Когда Кафка читал вслух, этот юмор становился особенно заметным. Так, мы, его приятели, безудержно смеялись, когда впервые услышали, как он читал нам первую главу "Процесса". Сам он также смеялся так много, что были моменты, когда он не мог продолжать чтение. Это просто изумительно, когда думаешь о серьезности этой главы. Но это было так.
Конечно, это был не вполне хороший, утешительный смех, но в нем было и что-то от простого, веселого смеха. Я только указываю на то, о чем, как правило, забывают при изучении Кафки, – о характерной для него радости по отношению к окружающему миру и к жизни.

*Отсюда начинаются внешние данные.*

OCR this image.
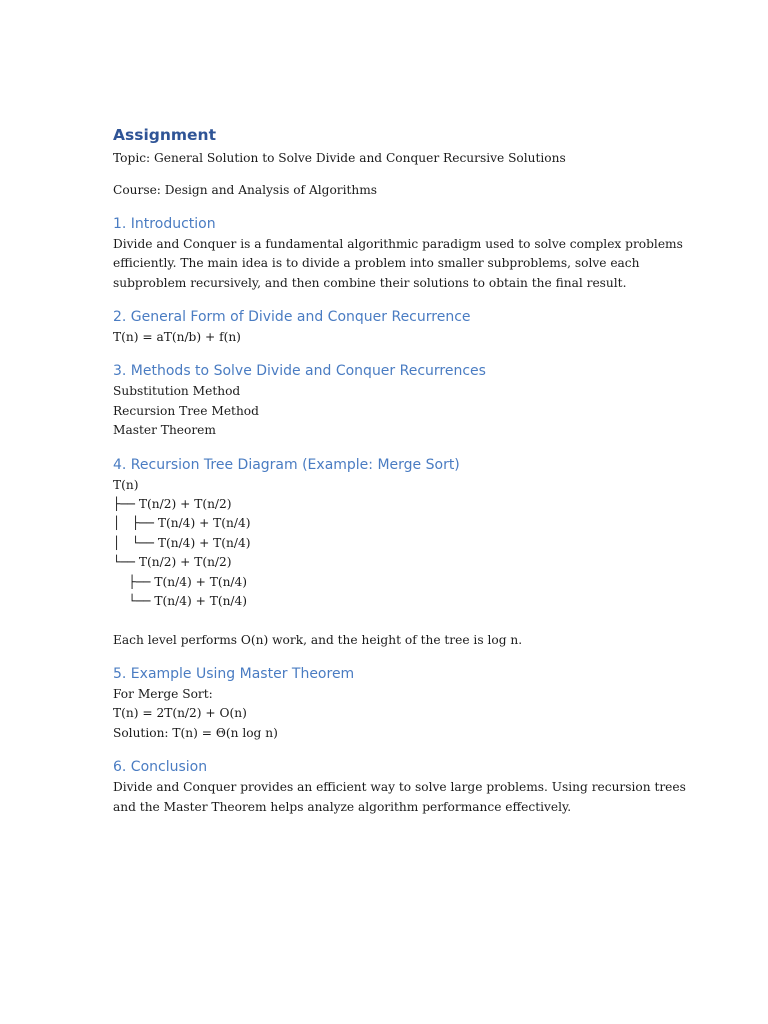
Assignment
Topic: General Solution to Solve Divide and Conquer Recursive Solutions
Course: Design and Analysis of Algorithms
1. Introduction
Divide and Conquer is a fundamental algorithmic paradigm used to solve complex problems
efficiently. The main idea is to divide a problem into smaller subproblems, solve each
subproblem recursively, and then combine their solutions to obtain the final result.
2. General Form of Divide and Conquer Recurrence
T(n) = aT(n/b) + f(n)
3. Methods to Solve Divide and Conquer Recurrences
Substitution Method
Recursion Tree Method
Master Theorem
4. Recursion Tree Diagram (Example: Merge Sort)
T(n)
├── T(n/2) + T(n/2)
│   ├── T(n/4) + T(n/4)
│   └── T(n/4) + T(n/4)
└── T(n/2) + T(n/2)
├── T(n/4) + T(n/4)
└── T(n/4) + T(n/4)
Each level performs O(n) work, and the height of the tree is log n.
5. Example Using Master Theorem
For Merge Sort:
T(n) = 2T(n/2) + O(n)
Solution: T(n) = Θ(n log n)
6. Conclusion
Divide and Conquer provides an efficient way to solve large problems. Using recursion trees
and the Master Theorem helps analyze algorithm performance effectively.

За что он укорял себя – так это за то, что его вера в жизнь время от времени колебалась, что сама жизнь в нем была не так сильна. Он восхищался сельской жизнью, и это восхищение было выражено еще в его ранних юношеских (неопубликованных) письмах к Оскару Поллаку. "Замечал ли ты когда-нибудь, как трава тянется навстречу корове, когда та пасется на лугу, видел ли, насколько они близки друг другу? Замечал ли ты когда-нибудь, как тяжела, богата пахотная земля, растертая кончиками твоих пальцев?" Еще более отчетливо эта тема звучала в дневнике, который он хранил в Цюрау. Там, помимо всего прочего, было сказано: "Общее впечатление от фермера: благородный человек, который нашел свое спасение в сельском труде и организовал свою работу так умно и просто, что она безоговорочно подходит ко всему остальному. Эта работа будет хранить его и беречь от всех потрясений до самого конца счастливой старости". Но его восхищение распространялось не только на сельскую жизнь. В этом же духе, 10/20/1913 г., он написал в своем дневнике об абсолютно городском авторе, уверенном в выборе своего пути: "Только что прочитал о Якобсоне. Жизненная сила, твердость в принятии решений, умение весело идти по избранному пути. Он сидит в самом себе, словно первоклассный гребец в собственной лодке, и в случае необходимости справится и с любым другим судном".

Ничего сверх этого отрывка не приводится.